Thinking in cosmology proposes an interesting alternative to the all too human thought of our modern era, its insistence on a separation of Nature and Culture, and thus its removal from the world – thought, Deleuze and Guattari once asserted, crosses the universe in an instant. In this workgroup we explore the numerous possibilities the cosmological might open up to and how it moves in the works of some of the most important thinkers today: from the work on non-modern cosmologies and ontologies in the so called “ontological turn,” spearheaded by figures such as Eduardo Viveiros de Castro, Phillipe Descola, and Eduardo Kohn; to the process philosophical works of Alfred North Whitehead which again flourishes in the cosmopolitics of Isabelle Stengers and in ways Bruno Latour; to works problematizing the modern perspective from specific ecologies, mental, social, or environmental, such as in the works of Marìa Lugones, Marisol de la Cadena, and Donna Haraway; to its possible deployment in relation to technics in Yuk Hui’s cosmotechnics. What is the relevance of such cosmological thinking for the Humanities?

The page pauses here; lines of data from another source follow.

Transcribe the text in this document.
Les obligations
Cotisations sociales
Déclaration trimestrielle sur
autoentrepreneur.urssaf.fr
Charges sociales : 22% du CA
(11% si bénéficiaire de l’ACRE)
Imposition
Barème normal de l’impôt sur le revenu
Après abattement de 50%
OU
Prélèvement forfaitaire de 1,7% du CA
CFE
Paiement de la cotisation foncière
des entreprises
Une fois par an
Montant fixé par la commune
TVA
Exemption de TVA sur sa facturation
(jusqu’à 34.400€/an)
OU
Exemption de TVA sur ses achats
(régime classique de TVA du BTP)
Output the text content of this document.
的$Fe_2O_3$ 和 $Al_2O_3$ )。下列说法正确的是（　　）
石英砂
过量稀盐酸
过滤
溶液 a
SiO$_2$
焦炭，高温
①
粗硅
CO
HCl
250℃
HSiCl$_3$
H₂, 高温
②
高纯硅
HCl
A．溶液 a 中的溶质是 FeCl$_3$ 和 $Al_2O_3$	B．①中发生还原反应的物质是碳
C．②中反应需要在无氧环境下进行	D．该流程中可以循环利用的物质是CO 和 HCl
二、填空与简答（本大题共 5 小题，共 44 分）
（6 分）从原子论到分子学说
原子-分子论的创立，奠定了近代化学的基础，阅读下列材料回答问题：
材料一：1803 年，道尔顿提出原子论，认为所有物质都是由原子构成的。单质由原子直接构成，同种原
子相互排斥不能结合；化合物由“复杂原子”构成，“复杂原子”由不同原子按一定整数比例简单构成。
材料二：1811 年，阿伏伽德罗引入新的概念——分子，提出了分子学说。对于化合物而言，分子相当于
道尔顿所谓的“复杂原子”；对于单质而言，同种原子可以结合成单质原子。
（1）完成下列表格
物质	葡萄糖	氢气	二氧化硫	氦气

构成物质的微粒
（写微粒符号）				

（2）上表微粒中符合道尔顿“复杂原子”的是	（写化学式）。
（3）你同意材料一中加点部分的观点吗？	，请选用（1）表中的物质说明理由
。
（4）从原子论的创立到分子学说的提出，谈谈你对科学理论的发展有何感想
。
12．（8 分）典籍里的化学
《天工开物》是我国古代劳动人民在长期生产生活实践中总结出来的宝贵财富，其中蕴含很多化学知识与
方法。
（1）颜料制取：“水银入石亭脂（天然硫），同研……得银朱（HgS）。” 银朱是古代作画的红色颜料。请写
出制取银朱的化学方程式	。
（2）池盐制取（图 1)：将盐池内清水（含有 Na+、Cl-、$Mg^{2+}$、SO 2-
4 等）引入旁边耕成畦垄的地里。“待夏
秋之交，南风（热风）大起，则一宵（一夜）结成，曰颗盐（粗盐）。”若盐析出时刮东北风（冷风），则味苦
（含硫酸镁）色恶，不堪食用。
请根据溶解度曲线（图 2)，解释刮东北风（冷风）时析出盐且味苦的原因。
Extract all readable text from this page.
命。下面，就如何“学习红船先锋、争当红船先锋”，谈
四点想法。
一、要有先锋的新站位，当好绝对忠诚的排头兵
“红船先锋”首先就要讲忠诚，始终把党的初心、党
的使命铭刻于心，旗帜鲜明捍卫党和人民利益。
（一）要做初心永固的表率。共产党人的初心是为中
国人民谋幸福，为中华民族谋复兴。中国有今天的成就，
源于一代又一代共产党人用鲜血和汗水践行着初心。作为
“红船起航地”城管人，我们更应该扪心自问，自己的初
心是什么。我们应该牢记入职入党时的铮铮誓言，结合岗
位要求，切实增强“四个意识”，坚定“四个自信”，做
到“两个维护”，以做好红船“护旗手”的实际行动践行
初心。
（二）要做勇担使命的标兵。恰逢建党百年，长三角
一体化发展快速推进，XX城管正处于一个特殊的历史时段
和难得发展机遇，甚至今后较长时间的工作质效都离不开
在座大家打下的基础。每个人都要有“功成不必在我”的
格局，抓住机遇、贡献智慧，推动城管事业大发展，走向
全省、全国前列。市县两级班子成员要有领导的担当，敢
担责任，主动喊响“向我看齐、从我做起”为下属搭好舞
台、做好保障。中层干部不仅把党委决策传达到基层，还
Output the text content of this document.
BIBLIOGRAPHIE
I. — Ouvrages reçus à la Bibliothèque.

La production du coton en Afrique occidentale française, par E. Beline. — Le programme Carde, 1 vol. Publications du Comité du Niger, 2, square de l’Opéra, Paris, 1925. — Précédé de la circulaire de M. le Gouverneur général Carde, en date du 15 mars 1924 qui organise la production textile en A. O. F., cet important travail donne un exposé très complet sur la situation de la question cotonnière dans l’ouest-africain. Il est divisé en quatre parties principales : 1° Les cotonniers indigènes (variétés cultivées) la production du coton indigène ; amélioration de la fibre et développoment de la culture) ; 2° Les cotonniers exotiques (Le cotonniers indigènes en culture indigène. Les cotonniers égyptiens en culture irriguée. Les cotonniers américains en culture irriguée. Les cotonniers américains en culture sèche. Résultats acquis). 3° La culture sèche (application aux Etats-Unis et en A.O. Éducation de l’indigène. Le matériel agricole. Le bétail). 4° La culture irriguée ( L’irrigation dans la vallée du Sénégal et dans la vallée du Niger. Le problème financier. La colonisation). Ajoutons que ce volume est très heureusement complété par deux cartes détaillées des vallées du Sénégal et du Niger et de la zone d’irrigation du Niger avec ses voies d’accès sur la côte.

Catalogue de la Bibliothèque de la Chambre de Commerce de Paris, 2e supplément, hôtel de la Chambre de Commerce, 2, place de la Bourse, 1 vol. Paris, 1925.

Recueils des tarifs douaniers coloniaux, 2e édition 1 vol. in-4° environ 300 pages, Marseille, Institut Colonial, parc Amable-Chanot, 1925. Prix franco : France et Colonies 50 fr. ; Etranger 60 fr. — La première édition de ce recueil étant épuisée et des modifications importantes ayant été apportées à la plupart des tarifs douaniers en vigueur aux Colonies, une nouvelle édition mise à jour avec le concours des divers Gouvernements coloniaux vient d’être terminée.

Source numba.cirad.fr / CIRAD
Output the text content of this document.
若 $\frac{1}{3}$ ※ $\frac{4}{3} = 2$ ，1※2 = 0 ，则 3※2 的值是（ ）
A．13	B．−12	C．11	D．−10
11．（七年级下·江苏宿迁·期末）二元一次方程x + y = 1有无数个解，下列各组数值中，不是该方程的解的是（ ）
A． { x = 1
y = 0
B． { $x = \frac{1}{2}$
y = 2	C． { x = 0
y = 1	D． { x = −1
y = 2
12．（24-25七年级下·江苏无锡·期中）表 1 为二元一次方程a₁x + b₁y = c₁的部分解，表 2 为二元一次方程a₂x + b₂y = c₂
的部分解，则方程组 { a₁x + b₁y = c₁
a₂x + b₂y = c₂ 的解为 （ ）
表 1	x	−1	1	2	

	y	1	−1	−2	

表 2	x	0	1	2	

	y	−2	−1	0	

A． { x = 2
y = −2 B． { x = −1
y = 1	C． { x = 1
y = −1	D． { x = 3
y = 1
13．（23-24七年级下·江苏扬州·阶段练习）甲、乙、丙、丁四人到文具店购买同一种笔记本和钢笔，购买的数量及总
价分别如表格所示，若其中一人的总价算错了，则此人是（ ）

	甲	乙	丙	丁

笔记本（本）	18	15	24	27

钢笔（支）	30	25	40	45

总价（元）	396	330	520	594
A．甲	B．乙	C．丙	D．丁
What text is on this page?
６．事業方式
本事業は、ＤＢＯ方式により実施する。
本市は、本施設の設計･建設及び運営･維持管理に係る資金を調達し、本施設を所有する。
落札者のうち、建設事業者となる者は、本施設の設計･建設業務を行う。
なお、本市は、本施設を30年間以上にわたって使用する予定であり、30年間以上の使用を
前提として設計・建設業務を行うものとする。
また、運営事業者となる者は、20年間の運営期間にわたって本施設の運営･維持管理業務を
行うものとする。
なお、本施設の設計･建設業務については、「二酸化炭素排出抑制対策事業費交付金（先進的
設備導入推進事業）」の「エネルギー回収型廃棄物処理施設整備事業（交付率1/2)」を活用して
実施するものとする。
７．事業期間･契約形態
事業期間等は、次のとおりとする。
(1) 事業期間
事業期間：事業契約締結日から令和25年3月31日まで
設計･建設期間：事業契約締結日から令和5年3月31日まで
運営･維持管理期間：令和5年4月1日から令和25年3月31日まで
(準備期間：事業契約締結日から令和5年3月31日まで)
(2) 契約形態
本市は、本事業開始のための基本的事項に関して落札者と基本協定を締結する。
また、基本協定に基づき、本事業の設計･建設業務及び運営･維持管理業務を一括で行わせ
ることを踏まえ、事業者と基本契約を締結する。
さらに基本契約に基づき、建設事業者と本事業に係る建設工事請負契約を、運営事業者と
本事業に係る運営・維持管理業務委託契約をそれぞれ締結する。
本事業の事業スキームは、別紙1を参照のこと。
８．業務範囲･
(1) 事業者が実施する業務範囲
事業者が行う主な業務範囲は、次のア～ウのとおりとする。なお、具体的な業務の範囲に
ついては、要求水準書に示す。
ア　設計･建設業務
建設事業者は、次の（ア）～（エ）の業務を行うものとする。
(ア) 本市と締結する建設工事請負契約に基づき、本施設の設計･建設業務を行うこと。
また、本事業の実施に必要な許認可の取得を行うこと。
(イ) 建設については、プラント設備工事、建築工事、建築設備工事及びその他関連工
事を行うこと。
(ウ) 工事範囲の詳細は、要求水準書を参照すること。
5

Organised by: E. Biolchini, J. Leeuwenkamp, and H.H. Kuipers
We will convene on the 24th of January from 15:00-18:00, at the Bushuis F1.14.
The readings for this session are the following:
- Evans-Pritchard, Edwards (1937). ‘Chapter II: The Notion of Witchcraft explains Unfortunate Events’, in Witches, Oracles, and Magic among the Azande. Clarendon Paperbacks.
- Federici, Silvia (2018). ‘Part one: revisiting capital accumulation and the European Witch Hunt’, in Witches, Witch-hunting and Women. PM Press.
- Snaza, Nathan (2024). ‘Introduction’, in Tendings: Feminist Esoterism and the Abolition of Man. Duke University Press.